On one hand, they call me one of the smartest people they know, and on the other, they offer solutions as though I am incapable of thinking. So I chose silence. I stopped speaking. Instead, I cultivated the image of a responsible man, someone who listens, who cares, and who does what is expected of him, which is to carry the burden and keep moving forward.

Of course, it hurts. There are days when everything hurts. That’s how I learned that mental pain can manifest as physical pain. There are studies about it now, but I learned it the hard way. At times, I wish I could be rude, even harsh, but I can’t, because that would hurt others, and I don’t want anyone to suffer because of me. Still, there are moments when I want to push back.

I often wonder where I went wrong, what I could have done differently, why I don’t have even one person with whom I can be completely open. Ideally, I shouldn’t be confessing on a blank page of a blog that no one reads. It is therapeutic, but the need for therapy shouldn’t have existed in the first place. Perhaps I was too careless in nurturing relationships when they came my way.

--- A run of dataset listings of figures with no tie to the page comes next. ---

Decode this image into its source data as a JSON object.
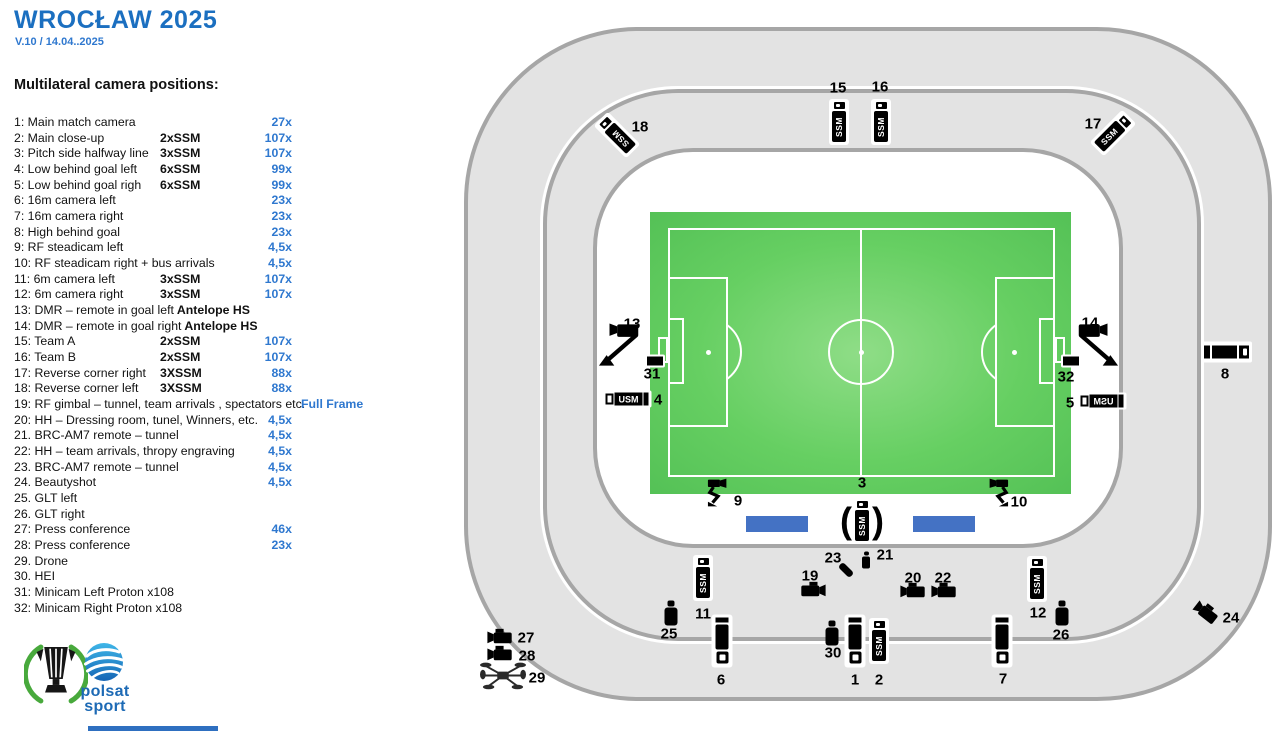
{
  "header": {
    "title": "WROCŁAW 2025",
    "version": "V.10 / 14.04..2025"
  },
  "list": {
    "heading": "Multilateral camera positions:",
    "rows": [
      {
        "n": "1:",
        "name": "Main match camera",
        "spec": "",
        "value": "27x"
      },
      {
        "n": "2:",
        "name": "Main close-up",
        "spec": "2xSSM",
        "value": "107x"
      },
      {
        "n": "3:",
        "name": "Pitch side halfway line",
        "spec": "3xSSM",
        "value": "107x"
      },
      {
        "n": "4:",
        "name": "Low behind goal left",
        "spec": "6xSSM",
        "value": "99x"
      },
      {
        "n": "5:",
        "name": "Low behind goal righ",
        "spec": "6xSSM",
        "value": "99x"
      },
      {
        "n": "6:",
        "name": "16m camera left",
        "spec": "",
        "value": "23x"
      },
      {
        "n": "7:",
        "name": "16m camera right",
        "spec": "",
        "value": "23x"
      },
      {
        "n": "8:",
        "name": "High behind goal",
        "spec": "",
        "value": "23x"
      },
      {
        "n": "9:",
        "name": "RF steadicam left",
        "spec": "",
        "value": "4,5x"
      },
      {
        "n": "10:",
        "name": "RF steadicam right + bus arrivals",
        "spec": "",
        "value": "4,5x"
      },
      {
        "n": "11:",
        "name": "6m camera left",
        "spec": "3xSSM",
        "value": "107x"
      },
      {
        "n": "12:",
        "name": "6m camera right",
        "spec": "3xSSM",
        "value": "107x"
      },
      {
        "n": "13:",
        "name": "DMR – remote in goal left",
        "suffix": " Antelope HS",
        "spec": "",
        "value": ""
      },
      {
        "n": "14:",
        "name": "DMR – remote in goal right",
        "suffix": " Antelope HS",
        "spec": "",
        "value": ""
      },
      {
        "n": "15:",
        "name": "Team A",
        "spec": "2xSSM",
        "value": "107x"
      },
      {
        "n": "16:",
        "name": "Team B",
        "spec": "2xSSM",
        "value": "107x"
      },
      {
        "n": "17:",
        "name": "Reverse corner right",
        "spec": "3XSSM",
        "value": "88x"
      },
      {
        "n": "18:",
        "name": "Reverse corner left",
        "spec": "3XSSM",
        "value": "88x"
      },
      {
        "n": "19:",
        "name": "RF gimbal – tunnel, team arrivals , spectators etc.",
        "spec": "",
        "value": "Full Frame",
        "wide": true
      },
      {
        "n": "20:",
        "name": "HH – Dressing room, tunel, Winners, etc.",
        "spec": "",
        "value": "4,5x"
      },
      {
        "n": "21.",
        "name": "BRC-AM7 remote – tunnel",
        "spec": "",
        "value": "4,5x"
      },
      {
        "n": "22:",
        "name": "HH – team arrivals, thropy engraving",
        "spec": "",
        "value": "4,5x"
      },
      {
        "n": "23.",
        "name": "BRC-AM7 remote – tunnel",
        "spec": "",
        "value": "4,5x"
      },
      {
        "n": "24.",
        "name": "Beautyshot",
        "spec": "",
        "value": "4,5x"
      },
      {
        "n": "25.",
        "name": "GLT left",
        "spec": "",
        "value": ""
      },
      {
        "n": "26.",
        "name": "GLT right",
        "spec": "",
        "value": ""
      },
      {
        "n": "27:",
        "name": "Press conference",
        "spec": "",
        "value": "46x"
      },
      {
        "n": "28:",
        "name": "Press conference",
        "spec": "",
        "value": "23x"
      },
      {
        "n": "29.",
        "name": "Drone",
        "spec": "",
        "value": ""
      },
      {
        "n": "30.",
        "name": "HEI",
        "spec": "",
        "value": ""
      },
      {
        "n": "31:",
        "name": "Minicam Left Proton x108",
        "spec": "",
        "value": ""
      },
      {
        "n": "32:",
        "name": "Minicam Right Proton x108",
        "spec": "",
        "value": ""
      }
    ]
  },
  "colors": {
    "title_blue": "#1b6fc0",
    "value_blue": "#2f78cf",
    "bench_blue": "#4472c4",
    "pitch_green": "#5ec95e",
    "stand_gray": "#e3e3e3",
    "stand_border_gray": "#a6a6a6"
  },
  "stadium": {
    "ssm_label": "SSM",
    "usm_label": "USM",
    "benches": [
      {
        "x": 746,
        "y": 516,
        "w": 62,
        "h": 16
      },
      {
        "x": 913,
        "y": 516,
        "w": 62,
        "h": 16
      }
    ],
    "cameras": [
      {
        "num": "1",
        "type": "bigcam",
        "x": 855,
        "y": 641,
        "lx": 855,
        "ly": 680
      },
      {
        "num": "2",
        "type": "ssmv",
        "x": 879,
        "y": 641,
        "lx": 879,
        "ly": 680
      },
      {
        "num": "3",
        "type": "ssmv_paren",
        "x": 862,
        "y": 521,
        "lx": 862,
        "ly": 483
      },
      {
        "num": "4",
        "type": "usmh",
        "x": 627,
        "y": 399,
        "lx": 658,
        "ly": 400
      },
      {
        "num": "5",
        "type": "usmh",
        "flip": true,
        "x": 1102,
        "y": 401,
        "lx": 1070,
        "ly": 403
      },
      {
        "num": "6",
        "type": "bigcam",
        "x": 722,
        "y": 641,
        "lx": 721,
        "ly": 680
      },
      {
        "num": "7",
        "type": "bigcam",
        "x": 1002,
        "y": 641,
        "lx": 1003,
        "ly": 679
      },
      {
        "num": "8",
        "type": "cam8",
        "x": 1227,
        "y": 352,
        "lx": 1225,
        "ly": 374
      },
      {
        "num": "9",
        "type": "steadicam",
        "x": 719,
        "y": 495,
        "lx": 738,
        "ly": 501
      },
      {
        "num": "10",
        "type": "steadicam",
        "flip": true,
        "x": 997,
        "y": 495,
        "lx": 1019,
        "ly": 502
      },
      {
        "num": "11",
        "type": "ssmv",
        "x": 703,
        "y": 578,
        "lx": 703,
        "ly": 614
      },
      {
        "num": "12",
        "type": "ssmv",
        "x": 1037,
        "y": 579,
        "lx": 1038,
        "ly": 613
      },
      {
        "num": "13",
        "type": "tripod",
        "x": 621,
        "y": 348,
        "lx": 632,
        "ly": 324
      },
      {
        "num": "14",
        "type": "tripod",
        "flip": true,
        "x": 1096,
        "y": 348,
        "lx": 1090,
        "ly": 323
      },
      {
        "num": "15",
        "type": "ssmv",
        "x": 839,
        "y": 122,
        "lx": 838,
        "ly": 88
      },
      {
        "num": "16",
        "type": "ssmv",
        "x": 881,
        "y": 122,
        "lx": 880,
        "ly": 87
      },
      {
        "num": "17",
        "type": "ssmv",
        "rot": 45,
        "x": 1113,
        "y": 133,
        "lx": 1093,
        "ly": 124
      },
      {
        "num": "18",
        "type": "ssmv",
        "rot": -45,
        "x": 617,
        "y": 135,
        "lx": 640,
        "ly": 127
      },
      {
        "num": "19",
        "type": "camcorder",
        "dir": "r",
        "x": 813,
        "y": 592,
        "lx": 810,
        "ly": 576
      },
      {
        "num": "20",
        "type": "camcorder",
        "dir": "l",
        "x": 913,
        "y": 593,
        "lx": 913,
        "ly": 578
      },
      {
        "num": "21",
        "type": "mic",
        "x": 866,
        "y": 560,
        "lx": 885,
        "ly": 555
      },
      {
        "num": "22",
        "type": "camcorder",
        "dir": "l",
        "x": 944,
        "y": 593,
        "lx": 943,
        "ly": 578
      },
      {
        "num": "23",
        "type": "pilld",
        "x": 846,
        "y": 570,
        "lx": 833,
        "ly": 558
      },
      {
        "num": "24",
        "type": "camcorder",
        "dir": "l",
        "rot": 38,
        "x": 1205,
        "y": 614,
        "lx": 1231,
        "ly": 618
      },
      {
        "num": "25",
        "type": "bottle",
        "x": 671,
        "y": 613,
        "lx": 669,
        "ly": 634
      },
      {
        "num": "26",
        "type": "bottle",
        "x": 1062,
        "y": 613,
        "lx": 1061,
        "ly": 635
      },
      {
        "num": "27",
        "type": "camcorder",
        "dir": "l",
        "x": 500,
        "y": 639,
        "lx": 526,
        "ly": 638
      },
      {
        "num": "28",
        "type": "camcorder",
        "dir": "l",
        "x": 500,
        "y": 656,
        "lx": 527,
        "ly": 656
      },
      {
        "num": "29",
        "type": "drone",
        "x": 503,
        "y": 678,
        "lx": 537,
        "ly": 678
      },
      {
        "num": "30",
        "type": "bottle",
        "x": 832,
        "y": 633,
        "lx": 833,
        "ly": 653
      },
      {
        "num": "31",
        "type": "minicam",
        "x": 655,
        "y": 361,
        "lx": 652,
        "ly": 374
      },
      {
        "num": "32",
        "type": "minicam",
        "x": 1071,
        "y": 361,
        "lx": 1066,
        "ly": 377
      }
    ]
  },
  "logos": {
    "conference_league": "uefa-conference-league-trophy",
    "polsat_line1": "polsat",
    "polsat_line2": "sport"
  }
}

When I think about my twenties, I realize I still avoided pity. I became cold, distant, resilient, so people would dislike me rather than pity me. It was a flawed way of thinking, but I didn’t know what else to do. Every choice carries consequences, and I never stayed connected with people, for reasons I still don’t fully understand.

And now here I am, with a bitter cup of black coffee on my desk that isn’t even hot anymore, writing my heart out on a blank page for a few people who read but don’t know me, and understandably don’t care. There is a strange comfort in confessing to strangers, perhaps because they cannot judge you, or if they do, you never have to face it. It’s always those who know you, yet still judge you, who hurt the most.

I’ve read enough psychology to know the terms, the techniques to cope, even the medications that can help. They all work, but only temporarily. The mind’s need for warmth is too powerful for anything to suppress it for long. Techniques, meditation, rationalization, daily writing, they all help, and yet they fail when the need becomes overwhelming.

So I focus on my duties. I become the man they expect me to be. I take care of my family in every way, financially, emotionally, and otherwise. When you are a good listener, people eventually tell you everything. The ugliness of human nature unfolds before you, and you absorb it, even when you are hurting inside. You nod, you comfort, because you know what it feels like to have no one.

At times, I feel like a dumping ground, a place where people unload their worries, insecurities, and anxieties, receive reassurance, and move on. And I am left wondering, is this what conversation is supposed to be? Isn’t it meant to flow both ways?

So I have, in many ways, given up on the idea. I’ve made peace with the thought that I may carry this grief all my life, the absence of a connection where conversation flows both ways. There are moments where it happens, briefly, but they feel conditional, almost like an afterthought once the other person has finished speaking.

I don’t resist it anymore. I’ve become emotionally stronger, or perhaps just more conditioned. I can rationalize endlessly without breaking down. I know I will survive, I will keep functioning, whatever that may mean. Perhaps, on some nights, I will reach for whiskey instead of coffee, just enough to reset and continue the next day.

It’s just that some days are heavier than others. Some days, words fail you. The mind refuses logic, the heart refuses to listen. Some days, all you want is a hug, to let it out. But men don’t cry, and they shouldn’t, no matter how strong the urge may be. I tell myself that every night before going to sleep.